The DNR can no longer be independent of political influence as long as the governor appoints the secretary.

The citizen board was a far cleaner system and Missouri has the best system where three commissioners are of the conservative party and three are of the liberal party.  That way they HAVE to get together and board members often have a way of looking toward the long-term outlook of natural resources rather than the short-term vision of politicians who can only see as far as the next election.

      Wisconsin needs to change and allow the citizen Natural Resources Board to select the secretary, as it (and its predecessor the Conservation Commission) did from 1927 to the mid-1990s.  And if we want to improve the system, require that three Democrats and three Republicans always serve on the board, so that the legislature and governor would always have an open ear to listen to at least some of the board members.

      Wisconsin has a rich conservation history.  It has been home to Aldo Leopold, John Muir, Gaylord Nelson, Warren Knowles, Harley MacKenzie and Ernie Swift, C.D. “Buzz” Besadny, among others.

      Wisconsin is also where devoted volunteers, not so well known, work behind the scenes to improve natural resources.
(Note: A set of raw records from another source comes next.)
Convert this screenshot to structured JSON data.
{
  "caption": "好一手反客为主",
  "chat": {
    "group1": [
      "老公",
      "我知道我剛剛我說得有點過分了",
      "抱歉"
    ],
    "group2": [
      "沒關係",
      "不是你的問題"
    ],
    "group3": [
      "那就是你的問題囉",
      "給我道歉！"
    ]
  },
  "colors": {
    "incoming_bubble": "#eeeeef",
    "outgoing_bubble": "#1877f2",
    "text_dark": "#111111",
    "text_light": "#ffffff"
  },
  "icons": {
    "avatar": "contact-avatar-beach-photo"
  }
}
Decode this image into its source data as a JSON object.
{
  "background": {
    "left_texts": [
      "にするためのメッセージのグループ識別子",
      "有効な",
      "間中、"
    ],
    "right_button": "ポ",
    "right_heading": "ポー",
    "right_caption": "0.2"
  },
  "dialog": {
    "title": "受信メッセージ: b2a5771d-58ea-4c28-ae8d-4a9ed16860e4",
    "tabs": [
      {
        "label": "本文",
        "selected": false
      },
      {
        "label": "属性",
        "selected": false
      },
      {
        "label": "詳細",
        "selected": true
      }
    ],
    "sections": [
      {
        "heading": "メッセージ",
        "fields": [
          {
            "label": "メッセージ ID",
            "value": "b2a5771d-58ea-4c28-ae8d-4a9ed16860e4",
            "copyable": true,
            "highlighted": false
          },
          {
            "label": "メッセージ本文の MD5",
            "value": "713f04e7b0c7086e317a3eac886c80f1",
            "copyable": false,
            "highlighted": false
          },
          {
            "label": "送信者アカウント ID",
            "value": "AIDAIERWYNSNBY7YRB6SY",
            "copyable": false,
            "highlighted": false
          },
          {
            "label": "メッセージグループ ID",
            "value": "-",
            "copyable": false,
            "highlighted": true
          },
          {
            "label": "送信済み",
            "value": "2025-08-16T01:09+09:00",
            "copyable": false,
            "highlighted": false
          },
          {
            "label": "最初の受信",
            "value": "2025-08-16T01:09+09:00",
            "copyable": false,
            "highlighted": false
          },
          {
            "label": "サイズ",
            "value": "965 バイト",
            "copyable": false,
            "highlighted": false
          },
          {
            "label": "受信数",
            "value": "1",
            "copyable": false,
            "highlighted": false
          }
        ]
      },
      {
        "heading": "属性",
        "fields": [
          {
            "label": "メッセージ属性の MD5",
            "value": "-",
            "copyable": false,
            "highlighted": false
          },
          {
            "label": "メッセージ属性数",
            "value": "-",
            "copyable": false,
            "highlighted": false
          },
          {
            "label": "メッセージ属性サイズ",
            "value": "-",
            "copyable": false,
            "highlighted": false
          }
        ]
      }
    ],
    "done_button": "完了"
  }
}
Look at the resumes of men and women now enshrined in the Wisconsin Conservation Hall of Fame in Stevens Point.

      Volunteers and professional resources staff continually work with committees, boards, agencies, and organizations to protect and improve natural resources.  In the past they have made Wisconsin truly unique in natural resources, and what is needed is for those who hunt and those who do not to mend their ways, to work together on the bigger challenges faced today.